During social isolation shopping sprees, chances are you were either racing to the toiletry aisles to buy toilet tissue before it was all gone or staring at empty shelves. While some consumers took tabs on toilet tissue being in stock in brick-and-mortar stores again, others shopped online.
Then came the third set of people who finally threw their hands in the air and searched for instructions explaining “How to install a bidet.” Although abnormal in the United States, bidets are common in private homes and public businesses in Argentina, Italy, Japan, Portugal, and Venezuela.
With origins in France during the 17th century (1), bidets have been around for quite some time and saving people plenty of money on toilet tissue runs. However, because they are so rare in some countries, knowing how to use them is half the battle.
Then comes learning the difference between electric and non-electric bidets. And finally, there’s the matter of installing a bidet. Let’s explore all of the above.
How To Install a Bidet
Tools and Materials Required
You don’t need a lot of tools to install a bidet. As long as you have an adjustable wrench and a couple of towels, you should be able to dive right in. If you know how to turn off the water and drain your toilet correctly, you may not even need the towels for more than back-up drips.
If you are nervous about operating your shut-off valve to turn the water off and detaching the water supply hose, keep a few extra towels nearby just in case. (Optional: Although you may not need it, keeping Teflon tape nearby for a potential leak helps.)
Before you flush your toilet, use the shut-off valve to stop the water supply to your toilet. Then flush the toilet until the water is out. (If you do it in the opposite order, the toilet will continue to fill up.)
Bidets (whether electric or non-electric) always come with their installation equipment (ex. bidet seat mounting plate, aka catch plate). However, you will need to remove your toilet seat altogether.
Depending on which kind of toilet seat you currently have, a wrench may or may not be needed. Sometimes you can reach under the toilet seat and twist the two plastic bolts and nuts with just your hands.
Once your toilet seat is removed, attach the bidet seat by aligning the catch plate over the bolt holes and sliding it into place via the brackets.
Make sure that the release button works before you tighten the bolts. Once you can confirm, it can release and lock, then tighten. (For some bidets, you’ll hear a “clicking” into place to make sure it’s properly locked. Still tighten as needed. Otherwise, it may unclick out of place and slide around.)
Now that the bidet toilet seat is in place detach the toilet’s water supply hose from the bottom of the toilet tank (the part where the water floats around) and the “wall” connection.
Attach the bidet T-valve to the base of the tank.
Attach the water supply hose to the “wall” connection of the T-valve. (Note: Depending on what kind of bidet you have, there is a small possibility that your current T-valve may not work with the bidet.

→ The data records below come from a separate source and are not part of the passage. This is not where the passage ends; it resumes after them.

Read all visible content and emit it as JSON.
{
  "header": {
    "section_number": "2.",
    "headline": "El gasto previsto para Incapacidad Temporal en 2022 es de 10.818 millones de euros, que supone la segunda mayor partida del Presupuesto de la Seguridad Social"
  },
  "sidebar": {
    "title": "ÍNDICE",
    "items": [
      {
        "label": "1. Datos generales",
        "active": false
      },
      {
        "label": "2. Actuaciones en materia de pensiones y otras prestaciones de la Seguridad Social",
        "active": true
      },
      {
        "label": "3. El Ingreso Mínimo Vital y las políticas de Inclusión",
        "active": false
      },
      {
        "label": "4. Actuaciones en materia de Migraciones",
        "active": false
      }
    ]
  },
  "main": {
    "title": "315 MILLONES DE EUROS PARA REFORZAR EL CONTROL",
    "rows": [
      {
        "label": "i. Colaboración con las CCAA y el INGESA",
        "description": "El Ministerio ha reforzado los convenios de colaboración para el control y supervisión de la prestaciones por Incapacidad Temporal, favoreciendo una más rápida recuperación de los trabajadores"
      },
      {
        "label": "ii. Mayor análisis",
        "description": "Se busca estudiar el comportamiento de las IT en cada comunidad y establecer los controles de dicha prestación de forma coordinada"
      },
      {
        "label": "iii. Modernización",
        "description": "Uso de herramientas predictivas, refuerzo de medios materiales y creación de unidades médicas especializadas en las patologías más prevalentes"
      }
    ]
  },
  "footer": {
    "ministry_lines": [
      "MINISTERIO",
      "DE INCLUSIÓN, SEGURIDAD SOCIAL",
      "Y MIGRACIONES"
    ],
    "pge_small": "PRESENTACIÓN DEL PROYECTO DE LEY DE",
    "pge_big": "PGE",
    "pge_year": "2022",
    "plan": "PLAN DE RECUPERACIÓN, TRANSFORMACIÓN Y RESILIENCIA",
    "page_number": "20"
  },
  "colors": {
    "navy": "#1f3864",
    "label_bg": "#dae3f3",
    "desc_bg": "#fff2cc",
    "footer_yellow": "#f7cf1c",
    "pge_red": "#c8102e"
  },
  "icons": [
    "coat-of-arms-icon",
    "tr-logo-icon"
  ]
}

If so, measure your shut-off valve to determine whether you need a ⅜ or a ½ replacement T-valve. The average handyman or standard home improvement retailers should be able to show you other options if you tell them yours is either too small or too large.)
Now attach one end of the bidet’s supply hose to the upper connection of the T-valve.
Then attach the other end (the free end) of the bidet hose to the seat.
Slowly turn on the water but immediately look for leaks.
Things That Could Go Wrong
If water comes shooting out, you have not adequately secured your water supply hoses. (If you’re sure that you have connected the hoses as much as you can, this is when Teflon tape comes into play. Wrap it around the pipe thread in the opposite direction of how you would screw the T-valve on.
Avoid using so much tape that you can’t screw it back on at all, just enough to “thicken” the leaky area up. Now re-attach everything.)
Turn the water on again, and now see if the leaks have stopped. If you have a hand-held sprayer, precisely one with an optional hot and cold water lever, make sure the sprayer does both. If your bidet comes with an air dryer and a self-cleaning sprayer, make sure those turn on and off correctly, too.
Installing a bidet should be a relatively simple job that takes anywhere from 20 minutes to an hour to do. If you’re new to bidet installation, take your time. Do not be in such a rush to use it that you end up ruining your floors (or your neighbors below) with a water leak.
As long as you are comfortable using a wrench and already understand how to turn your water off and on, this plumbing job should not require a professional.
Make sure that you always read any additional instructions about your bidet when not in use. For example, for electric bidets, it is recommended to turn them off during thunderstorms.
Non-electric bidets have somewhat fewer warnings and no weather-related concerns. If you follow these installation instructions and make sure to correct any leaks immediately, your bidet should last for many years.